While currently I'm only aware of issues with unsigned
integral types, the library also handles signed
integers and floating-point types through the same interface to support generic code.
Code for Review
#ifndef PROMOTION_HXX
#define PROMOTION_HXX
#include <type_traits>
namespace promotion
{
namespace detail
{
template <typename T, typename = void>
struct make_promoted;
// We don't know how to deal with `bool`.
template <>
struct make_promoted<bool>
{
};
// Signed integers promote to `signed int` or to themselves, if their rank
// is already greater or equal to the rank of `signed int`.
template <typename T>
struct make_promoted<T, std::enable_if_t<std::is_integral<T>::value && std::is_signed<T>::value>>
{
static constexpr auto small = (sizeof(T) < sizeof(signed int));
using type = std::conditional_t<small, signed int, T>;
};
// Unsigned integers promote to `unsigned int` or to themselves, if their
// rank is already greater or equal to the rank of `unsigned int`.
template <typename T>
struct make_promoted<T, std::enable_if_t<std::is_integral<T>::value && std::is_unsigned<T>::value>>
{
static constexpr auto small = (sizeof(T) < sizeof(unsigned int));
using type = std::conditional_t<small, unsigned int, T>;
};
// Floating-point types always promote to themselves.
template <typename T>
struct make_promoted<T, std::enable_if_t<std::is_floating_point<T>::value>>
{
using type = T;
};
template <typename T>
using make_promoted_t = typename make_promoted<T>::type;
template <typename T>
constexpr bool
allow_bitwise() noexcept
{
return std::is_integral<T>::value
&& std::is_unsigned<T>::value
&& !std::is_same<bool, T>::value;
}
template <typename T>
using bitwise_t = std::enable_if_t<allow_bitwise<T>(), T>;
} // namespace detail
template <typename T>
constexpr detail::make_promoted_t<T>
promote(const T value) noexcept
{
return value;
}
template <typename T>
constexpr auto
add(const T lhs, const T rhs) noexcept
-> decltype(T(promote(lhs) + promote(rhs)))
{
return T(promote(lhs) + promote(rhs));
}
template <typename T>
constexpr auto
subtract(const T lhs, const T rhs) noexcept
-> decltype(T(promote(lhs) - promote(rhs)))
{
return T(promote(lhs) - promote(rhs));
}
template <typename T>
constexpr auto
multiply(const T lhs, const T rhs) noexcept
-> decltype(T(promote(lhs) * promote(rhs)))
{
return T(promote(lhs) * promote(rhs));
}
template <typename T>
constexpr auto
divide(const T lhs, const T rhs) noexcept
-> decltype(T(promote(lhs) / promote(rhs)))
{
return T(promote(lhs) / promote(rhs));
}
template <typename T>
constexpr auto
bit_and(const T lhs, const T rhs) noexcept
-> decltype(detail::bitwise_t<T>(promote(lhs) & promote(rhs)))
{
return T(promote(lhs) & promote(rhs));
}
template <typename T>
constexpr auto
bit_or(const T lhs, const T rhs) noexcept
-> decltype(detail::bitwise_t<T>(promote(lhs) | promote(rhs)))
{
return T(promote(lhs) | promote(rhs));
}
template <typename T>
constexpr auto
bit_xor(const T lhs, const T rhs) noexcept
-> decltype(detail::bitwise_t<T>(promote(lhs) ^ promote(rhs)))
{
return T(promote(lhs) ^ promote(rhs));
}
template <typename T>
constexpr auto
bit_not(const T value) noexcept
-> decltype(detail::bitwise_t<T>(~promote(value)))
{
return T(~promote(value));
}
template <typename T>
constexpr auto
shift_left(const T value, const unsigned amount) noexcept
-> decltype(detail::bitwise_t<T>(promote(value) << amount))
{
return T(promote(value) << amount);
}
template <typename T>
constexpr auto
shift_right(const T value, const unsigned amount) noexcept
-> decltype(detail::bitwise_t<T>(promote(value) >> amount))
{
return T(promote(value) >> amount);
}
} // namespace promotion
#endif // #ifndef PROMOTION_HXX
Concerns
I'm looking for comments on all aspects of the code.

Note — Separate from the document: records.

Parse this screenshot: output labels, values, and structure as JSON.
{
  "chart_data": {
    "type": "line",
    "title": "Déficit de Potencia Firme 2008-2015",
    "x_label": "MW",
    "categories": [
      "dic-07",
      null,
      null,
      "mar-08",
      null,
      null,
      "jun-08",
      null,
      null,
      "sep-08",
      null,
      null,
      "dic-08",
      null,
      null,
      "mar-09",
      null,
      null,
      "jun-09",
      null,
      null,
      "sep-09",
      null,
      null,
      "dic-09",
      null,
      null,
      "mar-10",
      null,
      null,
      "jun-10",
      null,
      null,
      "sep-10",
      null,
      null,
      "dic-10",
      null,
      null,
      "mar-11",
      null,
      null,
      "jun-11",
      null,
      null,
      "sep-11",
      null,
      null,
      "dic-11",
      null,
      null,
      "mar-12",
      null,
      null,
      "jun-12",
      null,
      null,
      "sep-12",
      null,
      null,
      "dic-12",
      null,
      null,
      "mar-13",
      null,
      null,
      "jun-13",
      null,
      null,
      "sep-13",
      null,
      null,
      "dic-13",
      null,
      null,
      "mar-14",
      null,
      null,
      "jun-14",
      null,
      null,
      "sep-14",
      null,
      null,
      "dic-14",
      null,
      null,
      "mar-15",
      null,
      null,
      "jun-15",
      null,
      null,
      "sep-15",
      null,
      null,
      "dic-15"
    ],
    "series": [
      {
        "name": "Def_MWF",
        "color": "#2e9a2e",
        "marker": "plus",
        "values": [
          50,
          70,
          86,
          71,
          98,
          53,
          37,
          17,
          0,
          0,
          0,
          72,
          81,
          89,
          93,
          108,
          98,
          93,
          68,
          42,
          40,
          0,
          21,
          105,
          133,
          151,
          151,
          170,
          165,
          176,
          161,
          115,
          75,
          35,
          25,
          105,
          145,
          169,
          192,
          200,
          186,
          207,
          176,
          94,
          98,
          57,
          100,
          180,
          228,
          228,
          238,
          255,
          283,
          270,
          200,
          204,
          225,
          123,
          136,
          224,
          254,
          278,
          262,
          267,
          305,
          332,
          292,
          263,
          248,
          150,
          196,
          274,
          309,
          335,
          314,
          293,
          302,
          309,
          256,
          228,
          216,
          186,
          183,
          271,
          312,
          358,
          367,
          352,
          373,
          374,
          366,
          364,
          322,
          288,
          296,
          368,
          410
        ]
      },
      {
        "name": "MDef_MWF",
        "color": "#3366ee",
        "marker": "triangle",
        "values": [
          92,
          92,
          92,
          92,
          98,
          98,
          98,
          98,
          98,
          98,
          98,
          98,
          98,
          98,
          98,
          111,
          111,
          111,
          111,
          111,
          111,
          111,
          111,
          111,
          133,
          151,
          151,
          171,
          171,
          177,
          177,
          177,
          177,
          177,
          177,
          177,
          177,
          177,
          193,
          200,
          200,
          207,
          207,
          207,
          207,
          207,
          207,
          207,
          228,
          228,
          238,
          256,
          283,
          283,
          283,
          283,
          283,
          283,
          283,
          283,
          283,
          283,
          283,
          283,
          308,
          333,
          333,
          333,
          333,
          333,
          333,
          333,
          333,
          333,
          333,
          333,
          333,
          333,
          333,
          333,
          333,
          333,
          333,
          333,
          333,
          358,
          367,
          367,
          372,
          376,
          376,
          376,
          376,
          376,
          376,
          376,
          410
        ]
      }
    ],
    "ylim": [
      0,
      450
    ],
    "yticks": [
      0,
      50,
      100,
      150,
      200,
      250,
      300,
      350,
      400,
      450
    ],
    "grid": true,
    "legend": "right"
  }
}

In particular:
- Is the reasoning behind the implemented solution correct?
- Is it implemented correctly?
- Is the interface as convenient as possible and general enough for usage in generic code or could it be improved?
- Is the implementation zero-overhead?
- Could the quality-of-implementation be improved?
- Are all public functions SFINAE friendly?
- Should I handle
bool
differently? - Could it be implemented with less repetition?